What is the difference between suspend and hibernate in Fedora?

Suspend stops operation of all applications and puts the machine into a low-power mode. Various triggers can resume the machine, among them pressing a key or quickly pressing and releasing the power button.

Hibernate moves the contents of memory into swap, tells the bootloader to boot directly into the appropriate kernel, and shuts the machine down. You thaw the machine by powering up, which causes the kernel to reload the contents of memory from swap.


For Windows, the difference is where your work-in-progress gets kept. Suspend puts everything into RAM, and shuts off pretty much everything but what's needed to maintain that memory, and detect startup triggers.
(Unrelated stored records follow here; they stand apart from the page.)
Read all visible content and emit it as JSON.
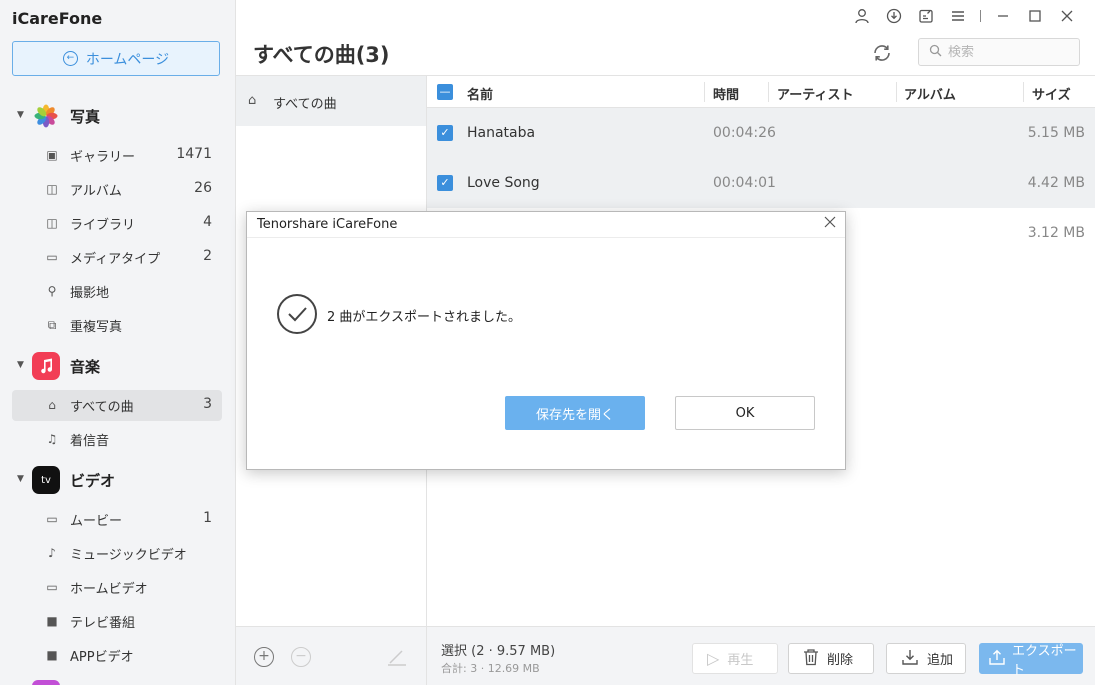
{
  "app": {
    "title": "iCareFone"
  },
  "home_button": {
    "label": "ホームページ"
  },
  "sidebar": {
    "sections": [
      {
        "label": "写真",
        "icon": "photos-app-icon"
      },
      {
        "label": "音楽",
        "icon": "music-app-icon"
      },
      {
        "label": "ビデオ",
        "icon": "appletv-app-icon",
        "icon_text": "tv"
      }
    ],
    "photos_items": [
      {
        "label": "ギャラリー",
        "count": "1471"
      },
      {
        "label": "アルバム",
        "count": "26"
      },
      {
        "label": "ライブラリ",
        "count": "4"
      },
      {
        "label": "メディアタイプ",
        "count": "2"
      },
      {
        "label": "撮影地",
        "count": ""
      },
      {
        "label": "重複写真",
        "count": ""
      }
    ],
    "music_items": [
      {
        "label": "すべての曲",
        "count": "3"
      },
      {
        "label": "着信音",
        "count": ""
      }
    ],
    "video_items": [
      {
        "label": "ムービー",
        "count": "1"
      },
      {
        "label": "ミュージックビデオ",
        "count": ""
      },
      {
        "label": "ホームビデオ",
        "count": ""
      },
      {
        "label": "テレビ番組",
        "count": ""
      },
      {
        "label": "APPビデオ",
        "count": ""
      }
    ]
  },
  "header": {
    "title": "すべての曲(3)",
    "search_placeholder": "検索"
  },
  "middle": {
    "item_label": "すべての曲"
  },
  "table": {
    "columns": [
      "名前",
      "時間",
      "アーティスト",
      "アルバム",
      "サイズ"
    ],
    "rows": [
      {
        "name": "Hanataba",
        "time": "00:04:26",
        "artist": "",
        "album": "",
        "size": "5.15 MB",
        "checked": true
      },
      {
        "name": "Love Song",
        "time": "00:04:01",
        "artist": "",
        "album": "",
        "size": "4.42 MB",
        "checked": true
      },
      {
        "name": "",
        "time": "",
        "artist": "",
        "album": "",
        "size": "3.12 MB",
        "checked": false
      }
    ]
  },
  "footer": {
    "selection": "選択 (2 · 9.57 MB)",
    "total": "合計: 3 · 12.69 MB",
    "play_label": "再生",
    "delete_label": "削除",
    "add_label": "追加",
    "export_label": "エクスポート"
  },
  "dialog": {
    "title": "Tenorshare iCareFone",
    "message": "2 曲がエクスポートされました。",
    "open_button": "保存先を開く",
    "ok_button": "OK"
  },
  "colors": {
    "accent": "#3b8fdc",
    "sidebar_bg": "#f3f4f6",
    "row_selected": "#eef0f2",
    "dialog_primary": "#6ab1ee"
  }
}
Hibernate writes everything to your hard drive and completely powers down the system.

I imagine the same is true for Linux, as these are common terms. The process for turning the computer on may vary depending on your selected preferences, but typically the on/off button works regardless.


There is a major difference between suspend and hibernate, suspend saves the snapshot of present system state into ram and your hard-disk power will be turned-off (ram, mother-board, cpu) will be powered on, while when you press the power button it reloads the snap shot saved in ram with in seconds based on the system capability. Coming to the hybernate the present system snapshot will be saved on swap partion, the complete system will be turned off, while when we powered on the machine, it reloads the snap-shot from swap partion little bit faster than regular boot, but slower than suspend.